I have tried it and found no issues.
Thanks!

3

Looks good here when tried on a client project, upgrading from 4.3.6 to 4.3.8.

4

Same for me, upgrade works nicely on client project.

5

a new release Great!

There are 3 packages referring to plone5, should't they be in there own branch?
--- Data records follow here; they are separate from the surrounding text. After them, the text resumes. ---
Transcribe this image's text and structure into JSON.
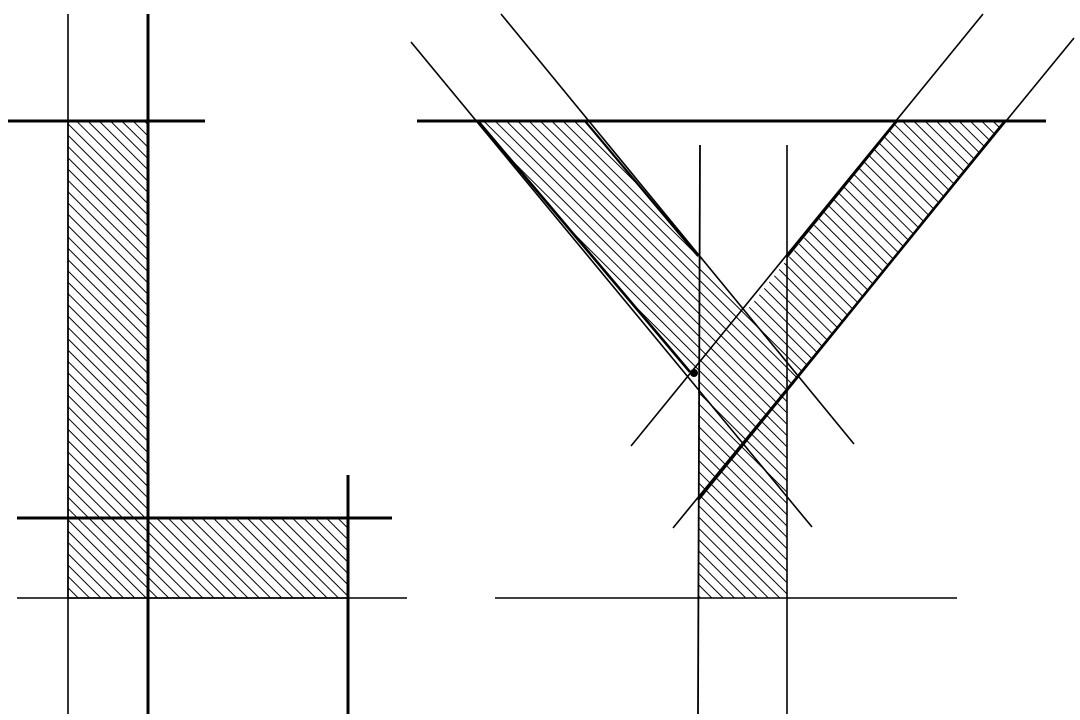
{
  "figure": {
    "letters": [
      "L",
      "Y"
    ],
    "ink_color": "#000000",
    "background_color": "#ffffff",
    "hatch_style": "diagonal"
  }
}
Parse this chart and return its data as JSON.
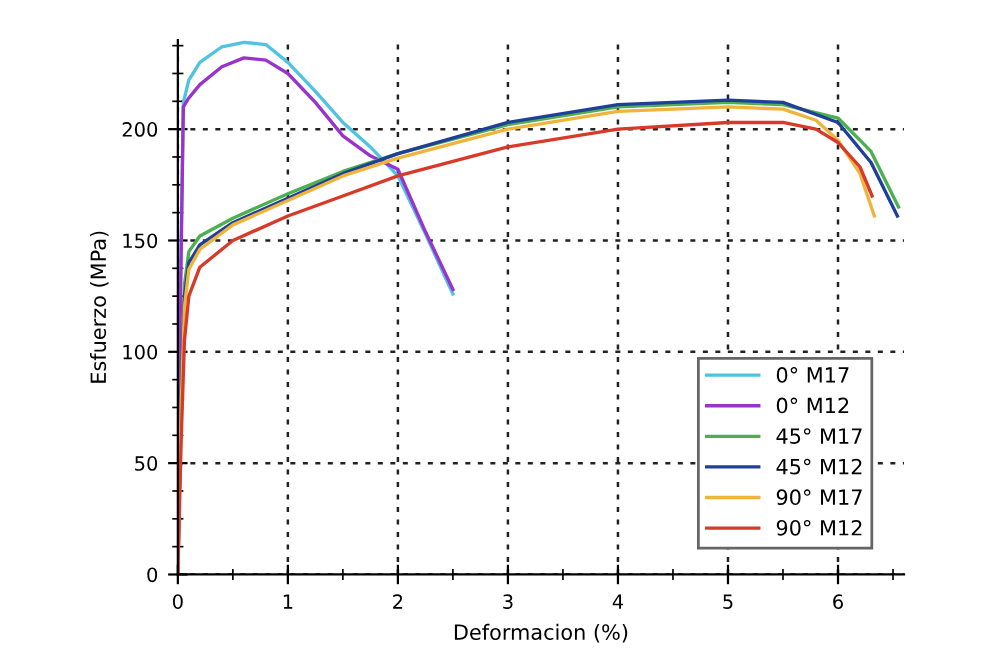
{
  "chart_data": {
    "type": "line",
    "xlabel": "Deformacion (%)",
    "ylabel": "Esfuerzo (MPa)",
    "xlim": [
      0,
      6.6
    ],
    "ylim": [
      0,
      240
    ],
    "xticks": [
      0,
      1,
      2,
      3,
      4,
      5,
      6
    ],
    "yticks": [
      0,
      50,
      100,
      150,
      200
    ],
    "grid": true,
    "line_style": "solid",
    "legend": "bottom right",
    "series": [
      {
        "name": "0° M17",
        "color": "#4fc3e0",
        "x": [
          0,
          0.02,
          0.05,
          0.1,
          0.2,
          0.4,
          0.6,
          0.8,
          1.0,
          1.25,
          1.5,
          1.75,
          2.0,
          2.25,
          2.5
        ],
        "values": [
          0,
          120,
          212,
          222,
          230,
          237,
          239,
          238,
          230,
          217,
          203,
          192,
          179,
          153,
          126
        ]
      },
      {
        "name": "0° M12",
        "color": "#9933cc",
        "x": [
          0,
          0.02,
          0.05,
          0.1,
          0.2,
          0.4,
          0.6,
          0.8,
          1.0,
          1.25,
          1.5,
          1.75,
          2.0,
          2.25,
          2.5
        ],
        "values": [
          0,
          110,
          210,
          214,
          220,
          228,
          232,
          231,
          225,
          212,
          197,
          188,
          182,
          154,
          128
        ]
      },
      {
        "name": "45° M17",
        "color": "#4caf50",
        "x": [
          0,
          0.03,
          0.06,
          0.1,
          0.2,
          0.5,
          1.0,
          1.5,
          2.0,
          3.0,
          4.0,
          5.0,
          5.5,
          6.0,
          6.3,
          6.55
        ],
        "values": [
          0,
          80,
          130,
          145,
          152,
          160,
          171,
          181,
          189,
          202,
          210,
          212,
          211,
          205,
          190,
          165
        ]
      },
      {
        "name": "45° M12",
        "color": "#1f3f99",
        "x": [
          0,
          0.03,
          0.06,
          0.1,
          0.2,
          0.5,
          1.0,
          1.5,
          2.0,
          3.0,
          4.0,
          5.0,
          5.5,
          6.0,
          6.3,
          6.54
        ],
        "values": [
          0,
          80,
          125,
          140,
          148,
          158,
          169,
          180,
          189,
          203,
          211,
          213,
          212,
          203,
          185,
          161
        ]
      },
      {
        "name": "90° M17",
        "color": "#f0b43c",
        "x": [
          0,
          0.03,
          0.06,
          0.1,
          0.2,
          0.5,
          1.0,
          1.5,
          2.0,
          3.0,
          4.0,
          5.0,
          5.5,
          5.8,
          6.0,
          6.2,
          6.33
        ],
        "values": [
          0,
          75,
          120,
          137,
          146,
          157,
          168,
          179,
          187,
          200,
          208,
          210,
          209,
          204,
          195,
          180,
          161
        ]
      },
      {
        "name": "90° M12",
        "color": "#d83a2a",
        "x": [
          0,
          0.03,
          0.06,
          0.1,
          0.2,
          0.5,
          1.0,
          1.5,
          2.0,
          3.0,
          4.0,
          5.0,
          5.5,
          5.8,
          6.0,
          6.2,
          6.31
        ],
        "values": [
          0,
          60,
          105,
          125,
          138,
          150,
          161,
          170,
          179,
          192,
          200,
          203,
          203,
          200,
          194,
          183,
          170
        ]
      }
    ]
  }
}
plone.app.viewletmanager: 2.0.8 → 2.0.9
Fix manage-viewlets for Plone 5

archetypes.referencebrowserwidget: 2.5.4 → 2.5.7
Fixed to work with Plone 5. [vangheem]

plone.app.upgrade: 1.3.18 → 1.3.21
Registry upgrades for Plone 5.0.3

6

No, those package versions can be used just fine on Plone 4.3.
"Fixed for Plone 5" is not the same as "Broken for Plone 4.3". Well, not in these cases anyway. :wink:

7

Builds cleanly with the Unified Installer.

8

@esteele seems that plone.app.imaging is missing a version bump (1.0.14).

9

Sorry for the noise, the release version is fine, I'm just too sleepy :-/

10

Looks good in my tests. But: There is now a folder http://dist.plone.org/release/4.3.8-latest/ that holds the release but no folder http://dist.plone.org/release/4.3.8 and http://dist.plone.org/release/4.3-latest still points to http://dist.plone.org/release/4.3.7.

11

The changelog on https://plone.org/products/plone/releases/4.3.8 has several Docutils System Messages at the bottom.

12

Bah. I messed up renaming that.

Currently sitting at 4.3.8-pending waiting on a potential version conflict:

plone.protect                         = 2.0.3
plone4.csrffixes                      = 1.0.9

But the setup for plone4.csrffixes 1.0.9 pins plone.protect to >=3.0.11

13

I thought that @mauritsvanrees patch was without plone4.csrffixes.

14

Correct. Plone 4.3.8 should ship with plone.protect 2.0.3 by default and without plone4.csrffixes. With 3.x we get lots of test failures. See https://github.com/plone/buildout.coredev/pull/181

The plone4.csrffixes pin is only there as a curtesy for people who use it. We can remove it if we think it will be confusing.

15

I was the one who noticed the version conflict, and I've realized that the buildout that produced it had plone4.csrffixes in the egg list. Sorry about that!

16

Ok. 4.3.8 has been released. Installers are on their way.

1 Like
17

Hi,

the release page still says the release has not been released, yet (I love that). Who am I to believe?